Kawasan Gedongsongo berada di Kabupaten Semarang, terletak di lereng Gunung Ungaran pada ketinggian sekitar 1.200 meter di atas permukaan laut. Kompleks Percandian Gedongsongo dibangun pada abad ke-9 Masehi dengan latar belakang Agama Hindu. Hal ini dikuatkan dengan bukti-bukti arca yang ada, yaitu arca Durga, Ganesa, Agastya, Nandiswara. Dinamakan Gedongsongo karena jumlah bangunan candi yang ada sebanyak 9 bangunan. Candi Gedong I berada pada posisi yang paling bawah, sekitar 200 m dari pintu masuk kompleks percandian. Candi Gedong 2 sampai Gedong 3 berada pada posisi yang lebib tinggi.

1 0.

Kawasan Borobudur, Magelang, Jawa Tengah

Kawasan Borobudur awalnya merupakan Zonasi yang dilakukan JICA ketika Candi Borobudur akan dijadikan sebagai Taman Purbakala Nasional (Tapurnas). Berdasarkan pemetaan Zonasi JICA tahun 1979, Kawasan Borobudur dibagi dalam lima zona, yaitu Zona 1, Zona 2, Zona 3, Zona 4, dan Zona 5. Kawasan Borobudur dalam lima zona ini yang dijadikan sebagai peta lampiran Borobudur sebagai Warisan Dunia )World Heritage( dengan nomor 592 Tahun 1991 dengan nama Borobudur Temple Compound.

Zona 1 merupakan zona inti tempat keberadaan bangunan candi dengan radius 200 meter. Zona 2 merupakan zona penyangga yang sekligus berfungsi sebagai zona taman wisata, dengan radius 500 m. Zona 3 merupakan zona pengembangan, sekaligus sebagai zona permukiman penduduk dengan radius 2 km. Zona 4 merupakan zona pelindungan untuk daerah bersejarah dengan radius 5 km. Zona 5 merupakan daerah untuk survei arkeologi dan pencegahan kerusakan tinggalan-tinggalan arkeologi dalam radius 10 km.

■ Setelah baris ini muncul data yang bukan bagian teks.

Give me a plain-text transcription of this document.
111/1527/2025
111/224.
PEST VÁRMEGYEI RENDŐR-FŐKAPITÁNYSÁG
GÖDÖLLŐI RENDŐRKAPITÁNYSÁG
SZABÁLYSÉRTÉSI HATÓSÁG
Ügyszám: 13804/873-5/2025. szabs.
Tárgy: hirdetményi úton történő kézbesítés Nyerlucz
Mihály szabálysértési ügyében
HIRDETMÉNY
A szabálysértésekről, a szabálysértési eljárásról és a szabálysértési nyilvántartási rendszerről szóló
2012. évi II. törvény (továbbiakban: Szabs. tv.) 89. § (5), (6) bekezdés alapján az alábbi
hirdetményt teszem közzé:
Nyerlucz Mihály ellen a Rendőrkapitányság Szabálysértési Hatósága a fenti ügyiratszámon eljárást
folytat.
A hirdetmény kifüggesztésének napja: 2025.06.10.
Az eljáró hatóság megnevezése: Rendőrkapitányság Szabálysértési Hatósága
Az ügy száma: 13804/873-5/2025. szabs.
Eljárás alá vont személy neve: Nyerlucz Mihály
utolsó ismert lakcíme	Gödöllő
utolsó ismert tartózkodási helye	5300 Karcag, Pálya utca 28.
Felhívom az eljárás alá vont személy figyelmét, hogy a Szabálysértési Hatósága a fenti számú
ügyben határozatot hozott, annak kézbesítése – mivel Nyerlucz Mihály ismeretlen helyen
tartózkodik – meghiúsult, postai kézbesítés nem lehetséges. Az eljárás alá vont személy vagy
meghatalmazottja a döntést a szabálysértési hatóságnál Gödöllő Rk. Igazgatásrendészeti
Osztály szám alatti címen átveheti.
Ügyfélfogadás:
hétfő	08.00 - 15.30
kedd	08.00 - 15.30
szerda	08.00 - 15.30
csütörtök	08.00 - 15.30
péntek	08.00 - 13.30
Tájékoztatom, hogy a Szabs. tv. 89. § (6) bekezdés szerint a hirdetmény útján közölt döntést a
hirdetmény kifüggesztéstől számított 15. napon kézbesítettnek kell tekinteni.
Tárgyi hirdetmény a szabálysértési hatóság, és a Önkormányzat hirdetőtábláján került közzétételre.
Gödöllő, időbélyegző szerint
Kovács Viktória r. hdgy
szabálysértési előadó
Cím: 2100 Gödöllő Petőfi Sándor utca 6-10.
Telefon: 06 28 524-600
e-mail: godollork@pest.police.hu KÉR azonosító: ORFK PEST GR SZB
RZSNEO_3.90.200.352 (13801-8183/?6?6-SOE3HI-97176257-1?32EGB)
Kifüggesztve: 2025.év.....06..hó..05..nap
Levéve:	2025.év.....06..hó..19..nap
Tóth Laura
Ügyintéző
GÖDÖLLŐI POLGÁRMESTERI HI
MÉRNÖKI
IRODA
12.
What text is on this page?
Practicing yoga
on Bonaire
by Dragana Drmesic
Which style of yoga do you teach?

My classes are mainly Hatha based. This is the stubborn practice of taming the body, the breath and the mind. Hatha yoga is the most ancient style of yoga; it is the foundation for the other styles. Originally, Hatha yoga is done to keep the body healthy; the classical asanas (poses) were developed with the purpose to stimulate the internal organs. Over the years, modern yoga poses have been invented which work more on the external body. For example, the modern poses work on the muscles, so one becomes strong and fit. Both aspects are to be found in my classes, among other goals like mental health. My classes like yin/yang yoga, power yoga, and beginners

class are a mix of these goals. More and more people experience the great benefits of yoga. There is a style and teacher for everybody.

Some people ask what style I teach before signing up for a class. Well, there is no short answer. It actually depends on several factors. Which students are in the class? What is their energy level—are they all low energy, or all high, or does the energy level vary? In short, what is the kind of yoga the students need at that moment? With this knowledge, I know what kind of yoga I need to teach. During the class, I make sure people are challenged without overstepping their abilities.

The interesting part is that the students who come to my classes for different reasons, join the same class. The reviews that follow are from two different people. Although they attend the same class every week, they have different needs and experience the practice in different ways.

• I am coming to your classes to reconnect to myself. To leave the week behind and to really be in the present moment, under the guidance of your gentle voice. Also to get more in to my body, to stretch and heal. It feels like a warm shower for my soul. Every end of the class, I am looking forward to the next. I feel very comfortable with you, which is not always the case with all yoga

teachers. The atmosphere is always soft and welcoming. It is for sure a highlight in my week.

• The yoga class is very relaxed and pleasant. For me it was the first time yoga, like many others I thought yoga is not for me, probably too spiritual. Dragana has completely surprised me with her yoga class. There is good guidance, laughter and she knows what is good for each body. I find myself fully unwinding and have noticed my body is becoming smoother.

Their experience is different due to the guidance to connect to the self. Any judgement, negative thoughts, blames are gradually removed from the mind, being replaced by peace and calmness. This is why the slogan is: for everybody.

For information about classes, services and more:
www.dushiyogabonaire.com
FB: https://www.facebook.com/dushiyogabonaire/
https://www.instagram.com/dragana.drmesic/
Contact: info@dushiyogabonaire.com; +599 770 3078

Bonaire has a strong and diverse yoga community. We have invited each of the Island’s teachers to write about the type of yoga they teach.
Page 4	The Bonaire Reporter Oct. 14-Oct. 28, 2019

Zona 1 di bawah kepemilikan dan penguasaan Balai Konservasi Borobudur Direktorat Jenderal Kebudayaan; Zona 2 di bawah kepemilikan dan penguasaan Taman Wisata Candi Borobudur, Prambanan, dan Ratu Boko; Zona 3-4-5 di bawah kepemilikan masyarakat dan Pemkab Magelang. Sejak tahun 2008 Kawasan Borodur yang terbagi dalam lima Zona dinyatakan sebagai Kawasan Strategis Nasional dan tercantum dalam PP Nomor 26 Tahun 2008 tentang Tata Ruang Wilayah Nasional. Sesuai dengan ketentuan PP Nomor 26 Tahun 2008 tersebut Kawasan Strategis Nasional Borobudur terbagi dalam dua wilayah, yaitu SP1 dan SP2. SP1 (Satuan Pelestarian 1) terdiri dari Zona 1, Zona 2, Zona 3, dan Zona 4 koridor Mendut–Palbapang. SP2 terdiri dari Zona 4 di luar koridor Mendut-Palbapang dan Zona 5. Secara keseluruhan Kawasan Strategis Nasional Borobudur lebih kurang 10.117,42 hektar.